Please note that the idea of axes is something that I came up with on my own and is in no way sponsored by any other builder (Although another could have come up about it or something like it separately). If you see a flaw in my logic, please comment.
Anyone familiar with Dungeons and Dragons is probably well versed in the idea of axes (The plural of axis) that can say something about a character's personality. In version 3.5 (The only good version, in my humble opinion), one axis is lawful and chaotic and the other is good and evil. There is also a neutral option for each axis, creating a grand total of nine different positions on the axes. The same is true for MOCing styles. The two axes that I have observed are custom and standard as one and Hero Factory or Bionicle as the other.
Let's start with Hero Factory vs Bionicle, since that's probably what most people are most knowledgeable about. By Bionicle I mean building using pieces released in-between the Throwbots of 1999 and the first wave of Hero Factory in 2010. Bionicle style of building uses a lot of different ways to connect one piece the the other, such as axles, gears, studs, ball-and-socket and thin rods. It allows a lot of variability, but on the down-side it can be confusing with so many different connection methods all tangled up together.
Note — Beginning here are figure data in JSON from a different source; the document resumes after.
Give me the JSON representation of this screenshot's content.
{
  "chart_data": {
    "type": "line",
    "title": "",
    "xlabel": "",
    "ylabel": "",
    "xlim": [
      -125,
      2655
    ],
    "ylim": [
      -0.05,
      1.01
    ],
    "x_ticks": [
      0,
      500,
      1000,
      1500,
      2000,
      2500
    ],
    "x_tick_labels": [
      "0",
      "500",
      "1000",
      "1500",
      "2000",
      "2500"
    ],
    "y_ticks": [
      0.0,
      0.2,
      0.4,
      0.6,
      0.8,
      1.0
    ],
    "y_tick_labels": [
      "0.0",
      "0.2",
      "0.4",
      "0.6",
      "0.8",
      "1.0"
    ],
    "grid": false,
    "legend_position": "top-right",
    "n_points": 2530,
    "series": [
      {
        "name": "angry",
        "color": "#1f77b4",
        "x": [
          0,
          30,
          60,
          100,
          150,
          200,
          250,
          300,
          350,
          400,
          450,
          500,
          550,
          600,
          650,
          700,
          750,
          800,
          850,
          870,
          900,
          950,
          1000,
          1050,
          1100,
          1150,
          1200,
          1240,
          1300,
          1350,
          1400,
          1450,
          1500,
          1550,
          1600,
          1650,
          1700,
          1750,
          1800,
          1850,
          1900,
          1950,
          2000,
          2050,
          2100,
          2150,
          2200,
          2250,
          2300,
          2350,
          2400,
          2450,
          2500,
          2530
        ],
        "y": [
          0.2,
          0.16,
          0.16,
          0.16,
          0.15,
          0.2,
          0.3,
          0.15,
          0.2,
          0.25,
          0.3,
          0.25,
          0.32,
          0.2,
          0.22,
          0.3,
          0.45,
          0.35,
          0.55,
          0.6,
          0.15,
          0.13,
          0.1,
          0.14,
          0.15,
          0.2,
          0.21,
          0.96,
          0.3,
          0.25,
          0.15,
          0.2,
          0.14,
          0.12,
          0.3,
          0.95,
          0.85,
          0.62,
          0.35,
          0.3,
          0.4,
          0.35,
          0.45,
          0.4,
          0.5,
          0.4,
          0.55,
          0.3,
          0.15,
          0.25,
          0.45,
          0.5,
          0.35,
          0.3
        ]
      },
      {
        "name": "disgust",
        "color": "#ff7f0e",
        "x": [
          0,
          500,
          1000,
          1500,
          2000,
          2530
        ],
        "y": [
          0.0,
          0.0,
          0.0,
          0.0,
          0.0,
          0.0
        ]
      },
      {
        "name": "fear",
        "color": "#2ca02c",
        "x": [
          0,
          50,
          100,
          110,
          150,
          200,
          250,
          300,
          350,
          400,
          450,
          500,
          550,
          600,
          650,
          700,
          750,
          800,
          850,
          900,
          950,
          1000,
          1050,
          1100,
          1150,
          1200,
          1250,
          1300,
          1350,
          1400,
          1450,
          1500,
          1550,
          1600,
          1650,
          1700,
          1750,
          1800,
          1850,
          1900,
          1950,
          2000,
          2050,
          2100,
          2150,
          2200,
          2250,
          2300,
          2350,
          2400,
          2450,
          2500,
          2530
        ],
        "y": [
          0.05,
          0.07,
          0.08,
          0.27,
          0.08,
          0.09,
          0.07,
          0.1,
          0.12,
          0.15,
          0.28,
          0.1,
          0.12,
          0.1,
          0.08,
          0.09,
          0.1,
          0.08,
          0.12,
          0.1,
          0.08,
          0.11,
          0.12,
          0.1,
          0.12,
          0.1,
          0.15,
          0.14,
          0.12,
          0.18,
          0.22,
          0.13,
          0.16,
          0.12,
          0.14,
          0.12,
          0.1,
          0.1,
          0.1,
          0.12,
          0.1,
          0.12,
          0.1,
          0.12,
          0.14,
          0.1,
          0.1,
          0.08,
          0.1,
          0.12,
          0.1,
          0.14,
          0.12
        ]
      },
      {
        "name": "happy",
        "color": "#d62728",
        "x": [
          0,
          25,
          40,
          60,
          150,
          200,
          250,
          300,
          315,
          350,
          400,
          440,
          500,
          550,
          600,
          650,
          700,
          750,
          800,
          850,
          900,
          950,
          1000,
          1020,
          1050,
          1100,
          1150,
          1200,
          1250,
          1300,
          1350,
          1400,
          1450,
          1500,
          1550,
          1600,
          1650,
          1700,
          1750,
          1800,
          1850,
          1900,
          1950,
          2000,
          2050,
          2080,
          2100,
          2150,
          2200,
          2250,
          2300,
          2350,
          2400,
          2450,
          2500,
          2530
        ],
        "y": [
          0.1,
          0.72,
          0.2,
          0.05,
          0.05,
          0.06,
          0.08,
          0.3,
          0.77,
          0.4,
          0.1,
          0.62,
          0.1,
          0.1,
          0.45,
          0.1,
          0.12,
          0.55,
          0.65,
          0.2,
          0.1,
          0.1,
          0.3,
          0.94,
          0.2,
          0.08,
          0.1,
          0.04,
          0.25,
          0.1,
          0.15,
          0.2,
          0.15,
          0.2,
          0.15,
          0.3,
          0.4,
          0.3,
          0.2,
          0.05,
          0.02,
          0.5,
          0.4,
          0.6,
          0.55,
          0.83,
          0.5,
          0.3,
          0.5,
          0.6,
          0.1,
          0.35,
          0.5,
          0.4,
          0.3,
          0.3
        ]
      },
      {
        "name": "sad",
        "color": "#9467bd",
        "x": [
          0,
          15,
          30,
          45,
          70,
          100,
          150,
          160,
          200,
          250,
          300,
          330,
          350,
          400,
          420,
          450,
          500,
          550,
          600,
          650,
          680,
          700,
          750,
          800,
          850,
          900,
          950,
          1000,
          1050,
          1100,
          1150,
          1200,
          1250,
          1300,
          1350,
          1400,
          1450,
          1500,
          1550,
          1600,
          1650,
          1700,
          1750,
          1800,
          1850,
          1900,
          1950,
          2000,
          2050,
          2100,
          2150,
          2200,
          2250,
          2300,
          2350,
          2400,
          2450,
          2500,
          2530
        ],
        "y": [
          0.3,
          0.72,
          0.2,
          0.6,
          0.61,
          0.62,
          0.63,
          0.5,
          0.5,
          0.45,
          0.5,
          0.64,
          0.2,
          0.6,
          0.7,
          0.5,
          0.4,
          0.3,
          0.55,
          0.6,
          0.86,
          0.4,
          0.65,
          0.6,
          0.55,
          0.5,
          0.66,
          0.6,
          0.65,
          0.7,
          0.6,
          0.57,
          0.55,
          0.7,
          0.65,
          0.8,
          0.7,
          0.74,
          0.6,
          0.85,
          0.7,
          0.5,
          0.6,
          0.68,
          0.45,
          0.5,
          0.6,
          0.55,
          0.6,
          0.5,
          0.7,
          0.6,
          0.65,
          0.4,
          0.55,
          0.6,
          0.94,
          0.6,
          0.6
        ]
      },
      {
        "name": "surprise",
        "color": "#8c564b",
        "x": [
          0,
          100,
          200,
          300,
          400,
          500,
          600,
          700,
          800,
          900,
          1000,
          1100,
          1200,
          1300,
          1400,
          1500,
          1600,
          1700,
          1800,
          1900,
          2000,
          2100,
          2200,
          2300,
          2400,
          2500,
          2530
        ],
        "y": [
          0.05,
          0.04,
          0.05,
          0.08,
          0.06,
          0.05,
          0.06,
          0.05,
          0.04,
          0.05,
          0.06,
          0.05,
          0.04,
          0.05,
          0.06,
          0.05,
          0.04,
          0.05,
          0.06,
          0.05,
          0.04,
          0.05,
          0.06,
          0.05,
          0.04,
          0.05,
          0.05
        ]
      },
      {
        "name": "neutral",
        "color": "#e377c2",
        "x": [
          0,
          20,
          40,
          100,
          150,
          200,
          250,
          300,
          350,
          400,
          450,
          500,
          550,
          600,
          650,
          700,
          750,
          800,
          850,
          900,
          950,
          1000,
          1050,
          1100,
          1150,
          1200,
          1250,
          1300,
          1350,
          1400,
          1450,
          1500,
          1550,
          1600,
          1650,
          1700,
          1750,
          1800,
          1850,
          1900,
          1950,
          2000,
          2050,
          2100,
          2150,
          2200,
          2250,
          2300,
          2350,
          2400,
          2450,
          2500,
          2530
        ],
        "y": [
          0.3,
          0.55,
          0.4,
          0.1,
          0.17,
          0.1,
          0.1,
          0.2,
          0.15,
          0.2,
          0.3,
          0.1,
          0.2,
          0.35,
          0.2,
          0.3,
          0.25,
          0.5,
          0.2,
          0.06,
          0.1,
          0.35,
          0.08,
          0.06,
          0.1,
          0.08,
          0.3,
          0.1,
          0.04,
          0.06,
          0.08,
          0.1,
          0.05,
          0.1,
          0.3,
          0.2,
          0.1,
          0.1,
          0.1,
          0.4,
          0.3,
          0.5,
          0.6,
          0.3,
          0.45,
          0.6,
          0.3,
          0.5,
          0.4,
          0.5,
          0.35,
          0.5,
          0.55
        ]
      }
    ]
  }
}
Before the second wave of Hero Factory, all MOCs were Bionicle style, since the newly released Hero Factory sets were essentially Bionicles. The second wave changed all that, introducing a whole new set of pieces that worked very differently than old sets. Hero Factory style uses almost entirely ball-and-socket building, with a basic thin skeleton made up of ball-and-socket bones covered with socket armour. This is the only style of building available to you if you don't already have some bionicle pieces and don't want to buy Technic sets or older sets. The up side is that it is simple and clean, but it is also harder to do something out of the ordinary with Hero Factory pieces since there are only 3 years worth of pieces compared to the eleven years of Bionicle pieces.
That's a lot of writing, so here are some pictures. This is an example of a purely Bionicle MOC by Ben Cossy, entitled Makuta Septerra.
The MOC is by Ben Cossy. Note how the pieces come from a variety of set-years (2003 or earlier to 2010) and the shape is non-humanoid. Non-humanoid shapes are also possible with Hero Factory, but it is arguably easier to do it with bionicle parts. Now here is a fully Hero Factory model called Jetbug Revamp also by Ben Cossy.
Okay, so a revamp probably wasn't the best example to illustrate my point, but it's hard to find purely Hero Factory MOCs since most builders go for mixed Hero Factory and bionicle. This isn't completely Hero Factory itself, as you can see from the 2003 translucent orange pieces. But it pretty well shows how most Hero Factory builds go. Notice that the armour on the arms, legs, torso, and jet boosters is mostly in bigger pieces and the build is as humanoid as a bug can get. Here is a look at a mix of Hero Factory and Bionicle pieces by Callan Lof. The model is called Obseshin.
See how the arms and legs mostly use large pieces connected by ball-and-socket systems but the other parts, the weapon and torso especially, use other techniques to connect everything.
Since this post is long enough as it is, I'll talk about standard vs custom in another post. In the meantime, here's some building challenges.
Beginner: Build a model using Hero Factory while connecting the pieces, but try to use other connection systems at least as much as ball-and-socket.
Intermediate: Build a MOC using hero factory bones but Bionicle pieces for the skeleton.
Expert: Build a MOC out of Hero Factory pieces, then another out of Bionicle ones. Make the two models have the same color scheme, height, weapons, body type, everything except the type of build.
Boss challenge: Build something large and high-quality with only pieces available in models this year. Try to keep a consistent color scheme and make it at least two feet tall.